- Film poster
- Directed by: Geoff Anderson
- Written by: Robin Dunne Fred Ewanuick
- Produced by: Glenn Paradis Shayne Putzlocher Sara Shaak Mark Montague
- Starring: Sam Ashe Arnold Jakob Davies Dalila Bela Billy Zane
- Cinematography: Ken Krawczyk
- Edited by: Tim Thurmeier
- Music by: Todd Bryanton
- Production company: Trilight Entertainment
- Distributed by: IndieCan Entertainment
- Release date: October 8, 2016;
- Running time: 88 minutes
- Country: Canada
- Language: English

= The Adventure Club =

The Adventure Club is a Canadian children's fantasy film, directed by Geoff Anderson and released in 2016. The film centers on Ricky, Bill and Sandy, three young kids who discover a magic box that grants wishes, and must protect it from Langley (Billy Zane), a greedy businessman who wants it to help him attain his dream of purchasing and redeveloping the local science centre.

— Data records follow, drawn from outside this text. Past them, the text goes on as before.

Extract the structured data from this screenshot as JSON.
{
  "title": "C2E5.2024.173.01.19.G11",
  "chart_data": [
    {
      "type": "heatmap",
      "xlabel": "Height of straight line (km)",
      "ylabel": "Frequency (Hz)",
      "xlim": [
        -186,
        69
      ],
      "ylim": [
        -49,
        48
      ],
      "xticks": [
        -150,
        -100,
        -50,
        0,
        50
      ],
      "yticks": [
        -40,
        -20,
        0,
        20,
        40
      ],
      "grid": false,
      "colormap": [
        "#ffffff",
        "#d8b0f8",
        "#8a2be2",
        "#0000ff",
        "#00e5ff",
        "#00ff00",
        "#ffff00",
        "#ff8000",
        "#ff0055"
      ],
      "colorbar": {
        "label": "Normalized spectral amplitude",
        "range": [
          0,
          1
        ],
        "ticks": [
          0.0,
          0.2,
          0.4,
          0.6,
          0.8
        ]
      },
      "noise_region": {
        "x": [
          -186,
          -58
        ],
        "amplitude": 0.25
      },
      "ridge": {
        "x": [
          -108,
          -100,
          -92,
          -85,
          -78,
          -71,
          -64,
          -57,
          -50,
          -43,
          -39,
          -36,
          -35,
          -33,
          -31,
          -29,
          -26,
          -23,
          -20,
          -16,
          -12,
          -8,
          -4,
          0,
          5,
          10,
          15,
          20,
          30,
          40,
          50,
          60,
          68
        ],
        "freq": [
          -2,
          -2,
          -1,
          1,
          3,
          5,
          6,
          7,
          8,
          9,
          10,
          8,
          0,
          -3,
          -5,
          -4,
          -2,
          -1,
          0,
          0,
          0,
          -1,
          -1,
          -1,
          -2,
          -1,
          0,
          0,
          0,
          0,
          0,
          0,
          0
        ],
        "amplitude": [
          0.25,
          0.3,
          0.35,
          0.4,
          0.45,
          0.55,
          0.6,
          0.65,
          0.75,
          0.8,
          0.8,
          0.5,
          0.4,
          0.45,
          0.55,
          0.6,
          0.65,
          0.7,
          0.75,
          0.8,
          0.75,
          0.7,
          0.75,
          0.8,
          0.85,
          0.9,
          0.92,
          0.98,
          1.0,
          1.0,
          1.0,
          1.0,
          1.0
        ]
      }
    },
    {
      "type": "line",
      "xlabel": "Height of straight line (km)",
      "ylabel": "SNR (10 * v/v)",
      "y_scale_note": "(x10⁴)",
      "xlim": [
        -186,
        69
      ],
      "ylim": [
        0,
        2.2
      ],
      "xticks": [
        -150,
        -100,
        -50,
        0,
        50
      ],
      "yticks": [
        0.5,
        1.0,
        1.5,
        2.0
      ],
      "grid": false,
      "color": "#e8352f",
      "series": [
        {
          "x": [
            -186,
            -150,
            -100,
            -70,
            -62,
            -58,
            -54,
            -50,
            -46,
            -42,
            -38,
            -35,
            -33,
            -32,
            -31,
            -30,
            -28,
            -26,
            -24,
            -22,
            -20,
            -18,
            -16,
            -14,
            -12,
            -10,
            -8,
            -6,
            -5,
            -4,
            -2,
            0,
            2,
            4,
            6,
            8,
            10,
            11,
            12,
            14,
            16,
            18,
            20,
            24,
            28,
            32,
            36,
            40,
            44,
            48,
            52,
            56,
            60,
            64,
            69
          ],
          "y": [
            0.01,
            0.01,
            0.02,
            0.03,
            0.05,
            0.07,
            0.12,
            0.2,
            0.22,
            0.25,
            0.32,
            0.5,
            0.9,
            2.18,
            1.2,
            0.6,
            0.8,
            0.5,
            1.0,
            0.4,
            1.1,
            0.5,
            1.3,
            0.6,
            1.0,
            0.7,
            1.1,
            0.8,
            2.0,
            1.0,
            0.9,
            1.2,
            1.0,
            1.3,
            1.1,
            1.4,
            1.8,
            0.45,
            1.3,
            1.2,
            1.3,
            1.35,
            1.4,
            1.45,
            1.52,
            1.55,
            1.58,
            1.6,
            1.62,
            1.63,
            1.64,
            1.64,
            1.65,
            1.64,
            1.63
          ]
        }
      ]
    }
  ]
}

The film's cast also includes Robin Dunne, Gabrielle Miller, Lorne Cardinal and Kim Coates. The screenplay was written by Dunne and Fred Ewanuick, and the film was produced in Saskatchewan in the fall of 2015.

It was distributed in Canada under a unique model, in which it received a one-day screening in several Canadian markets on October 8, 2016. Some of the proceeds from each screening were donated to the local chapter of the Boys & Girls Clubs of Canada.